ANGELA MERKEL’S VIRTUE-SIGNALLING WAS A TERRIBLE BASIS FOR POLICY: Tensions Rising in Germany: Citizens clash with Syrian refugees–and each other.

Germany is blowing up again over migration. The Saxon town of Bautzen has, like dozens of similar places across Germany, a barracks for some of the million or two Middle Eastern migrants who have been streaming across the Mediterranean for the past year-and-a-half. People in Bautzen aren’t used to foreigners, and now groups of young men have taken to congregating in city’s central square, the Kornmarkt. The migrants say they come there for the free internet. This upsets the locals, 80 of whom waged a pitched battle against 20 teenage migrants on Wednesday evening. Alcohol was involved on both sides. To judge from the video at FAZ.com, accounts differ on who is to blame. The Germans say that the young migrants (whom they refer to as UMAs, the German acronym for unaccompanied minors seeking asylum) are harassing women and smashing things. The UMAs, in turn, say the locals (whom they refer to as “Nazis”) accost them every day with shouts of “Foreigners out!”

The confrontations take place against the background of a more general society-wide anger in Germany. Last Saturday, Bautzen’s right-wingers and left-wingers confronted each other on the streets, rather as they did a century ago in the aftermath of the Russian Revolution and Germany’s defeat in World War I. On Thursday night, following the fights, 350 people, most of them natives, were on the streets again.
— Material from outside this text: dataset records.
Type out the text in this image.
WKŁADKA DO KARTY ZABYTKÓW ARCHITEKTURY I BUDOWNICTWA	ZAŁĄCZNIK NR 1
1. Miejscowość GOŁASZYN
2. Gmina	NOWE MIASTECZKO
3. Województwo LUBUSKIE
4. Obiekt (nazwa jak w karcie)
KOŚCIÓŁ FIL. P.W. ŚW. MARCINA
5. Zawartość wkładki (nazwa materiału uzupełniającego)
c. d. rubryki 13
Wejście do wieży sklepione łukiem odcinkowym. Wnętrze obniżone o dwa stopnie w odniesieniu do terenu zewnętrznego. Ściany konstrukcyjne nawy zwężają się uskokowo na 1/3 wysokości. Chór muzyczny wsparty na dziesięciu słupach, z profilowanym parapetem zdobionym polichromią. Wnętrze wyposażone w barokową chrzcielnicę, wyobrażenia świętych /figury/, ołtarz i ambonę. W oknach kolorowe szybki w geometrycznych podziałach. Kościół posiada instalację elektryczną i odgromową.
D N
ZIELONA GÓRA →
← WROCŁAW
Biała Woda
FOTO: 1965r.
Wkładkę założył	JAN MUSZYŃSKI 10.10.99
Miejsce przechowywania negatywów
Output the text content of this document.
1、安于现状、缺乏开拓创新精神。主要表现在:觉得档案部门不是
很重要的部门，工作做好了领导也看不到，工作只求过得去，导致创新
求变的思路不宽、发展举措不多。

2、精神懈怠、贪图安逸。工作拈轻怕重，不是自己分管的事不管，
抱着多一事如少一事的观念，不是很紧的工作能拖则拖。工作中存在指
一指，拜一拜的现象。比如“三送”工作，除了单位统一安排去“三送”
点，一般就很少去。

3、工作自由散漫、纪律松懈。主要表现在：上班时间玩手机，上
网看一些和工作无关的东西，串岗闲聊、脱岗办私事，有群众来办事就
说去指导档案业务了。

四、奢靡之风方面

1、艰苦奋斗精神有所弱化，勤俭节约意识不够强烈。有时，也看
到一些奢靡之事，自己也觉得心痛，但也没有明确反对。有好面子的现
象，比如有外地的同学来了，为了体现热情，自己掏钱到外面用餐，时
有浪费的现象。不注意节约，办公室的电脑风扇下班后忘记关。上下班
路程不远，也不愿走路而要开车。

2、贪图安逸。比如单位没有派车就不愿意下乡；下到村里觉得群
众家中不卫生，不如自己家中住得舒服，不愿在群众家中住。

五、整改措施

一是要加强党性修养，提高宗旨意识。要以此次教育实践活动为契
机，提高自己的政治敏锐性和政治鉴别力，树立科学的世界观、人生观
A cordon of police was required to separate the pro-immigrant and anti-immigrant sides—again, much as they once tried to separate the Communists and anti-Communists. More protests are planned for this weekend.

The anger overflows in all directions. Here is a picture of a kid kicking a TV cameraman. At a European Union summit in Bratislava, German chancellor Angela Merkel, who issued the invitation to the Middle Eastern migrants in the summer of 2015, said the EU was now in a “critical situation.” Jean-Claude Juncker, the Luxembourg politician who serves as the EU president, blamed forty years of British “lies” for the union’s problems. Someone tweeted that the summit looked like a funeral from the old Soviet politburo.

“What all the wise men promised has not happened, and what all the damned fools said would happen has come to pass.”